Three strategies to improve campaign ROI

19 years ago   •   2 min read

By Marcia Kadanoff

There are three main ways to improve campaign ROI within a customer segment:


Today, it is not uncommon to have the cost of new customer acquisition exceed what you will see in profits off the first purchase from a new customer. The way the major networks and publishers are pricing advertising vehicles has a lot to do with this.

So one way to improve ROI is to look at ways to reduce new customer acquisition (NCA) costs.

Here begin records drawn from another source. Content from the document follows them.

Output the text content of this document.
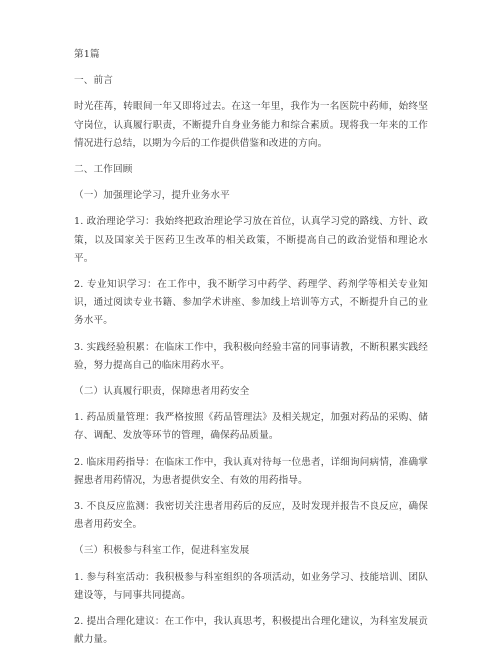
第1篇

一、前言

时光荏苒，转眼间一年又即将过去。在这一年里，我作为一名医院中药师，始终坚守岗位，认真履行职责，不断提升自身业务能力和综合素质。现将我一年来的工作情况进行总结，以期为今后的工作提供借鉴和改进的方向。

二、工作回顾

（一）加强理论学习，提升业务水平

1. 政治理论学习：我始终把政治理论学习放在首位，认真学习党的路线、方针、政策，以及国家关于医药卫生改革的相关政策，不断提高自己的政治觉悟和理论水平。

2. 专业知识学习：在工作中，我不断学习中药学、药理学、药剂学等相关专业知识，通过阅读专业书籍、参加学术讲座、参加线上培训等方式，不断提升自己的业务水平。

3. 实践经验积累：在临床工作中，我积极向经验丰富的同事请教，不断积累实践经验，努力提高自己的临床用药水平。

（二）认真履行职责，保障患者用药安全

1. 药品质量管理：我严格按照《药品管理法》及相关规定，加强对药品的采购、储存、调配、发放等环节的管理，确保药品质量。

2. 临床用药指导：在临床工作中，我认真对待每一位患者，详细询问病情，准确掌握患者用药情况，为患者提供安全、有效的用药指导。

3. 不良反应监测：我密切关注患者用药后的反应，及时发现并报告不良反应，确保患者用药安全。

（三）积极参与科室工作，促进科室发展

1. 参与科室活动：我积极参与科室组织的各项活动，如业务学习、技能培训、团队建设等，与同事共同提高。

2. 提出合理化建议：在工作中，我认真思考，积极提出合理化建议，为科室发展贡献力量。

Many clients start out thinking that direct marketing and even some forms of interactive advertising are more expensive for NCA purposes than advertising. They are right on this, but only to a point. Often this misperception happens because clients are relying on the wrong metrics. “Cost per” calculations look only at the cost of a given media but do not look at the revenue or contribution side of the equation. The result is that you are constantly spending less to bring in more and more customers. The customers you get may be very poor quality, however, and eventually this destroys your franchise, or the ability of the business to drive repeat sales year after year.

A better strategy is to build a Market-Mix Model and determine the optimal mix of media that will drive new customer acquisition costs down while optimizing your total return on customers.

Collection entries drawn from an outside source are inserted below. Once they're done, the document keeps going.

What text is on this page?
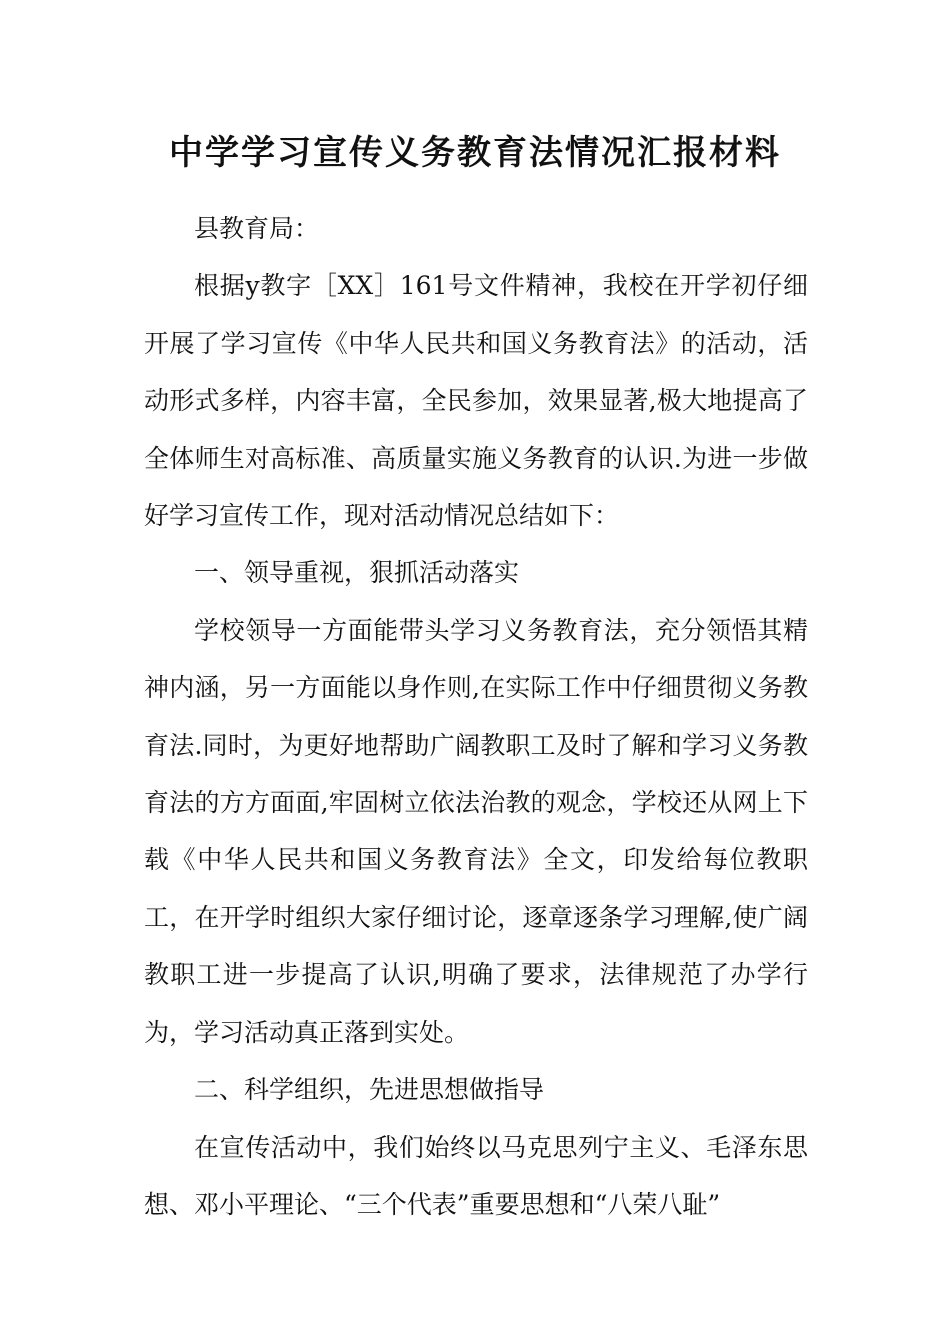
中学学习宣传义务教育法情况汇报材料

县教育局：

根据y教字［XX］161号文件精神，我校在开学初仔细开展了学习宣传《中华人民共和国义务教育法》的活动，活动形式多样，内容丰富，全民参加，效果显著,极大地提高了全体师生对高标准、高质量实施义务教育的认识.为进一步做好学习宣传工作，现对活动情况总结如下：

一、领导重视，狠抓活动落实

学校领导一方面能带头学习义务教育法，充分领悟其精神内涵，另一方面能以身作则,在实际工作中仔细贯彻义务教育法.同时，为更好地帮助广阔教职工及时了解和学习义务教育法的方方面面,牢固树立依法治教的观念，学校还从网上下载《中华人民共和国义务教育法》全文，印发给每位教职工，在开学时组织大家仔细讨论，逐章逐条学习理解,使广阔教职工进一步提高了认识,明确了要求，法律规范了办学行为，学习活动真正落到实处。

二、科学组织，先进思想做指导

在宣传活动中，我们始终以马克思列宁主义、毛泽东思想、邓小平理论、“三个代表”重要思想和“八荣八耻”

With these models in hand, we can quickly see that while advertising looks less expensive initially on a “cost per” basis, advertising does not always work so well when it comes to acquiring high value customers, the kind of customers why buy from you once and again. With business-to-business clients, we generally find that the least expensive way to create new customers is using key words followed by properly targeted direct marketing. General advertising runs a poor third to these media choices.

In most market sectors, marketing ROI is heavily influenced by what happens after the initial purchase. To increase ROI, look for ways to reduce the purchase interval between the first purchase and the next sale (“R” or recency), to encourage customers to buy more often (“F” or frequency) or to increase the size of the average sale by migrating customers to more expensive products in your portfolio (“M” or monetary value). Likewise, anything you can do to increase the likelihood that a customer will stay with you beyond the initial sale will increase the return on investment.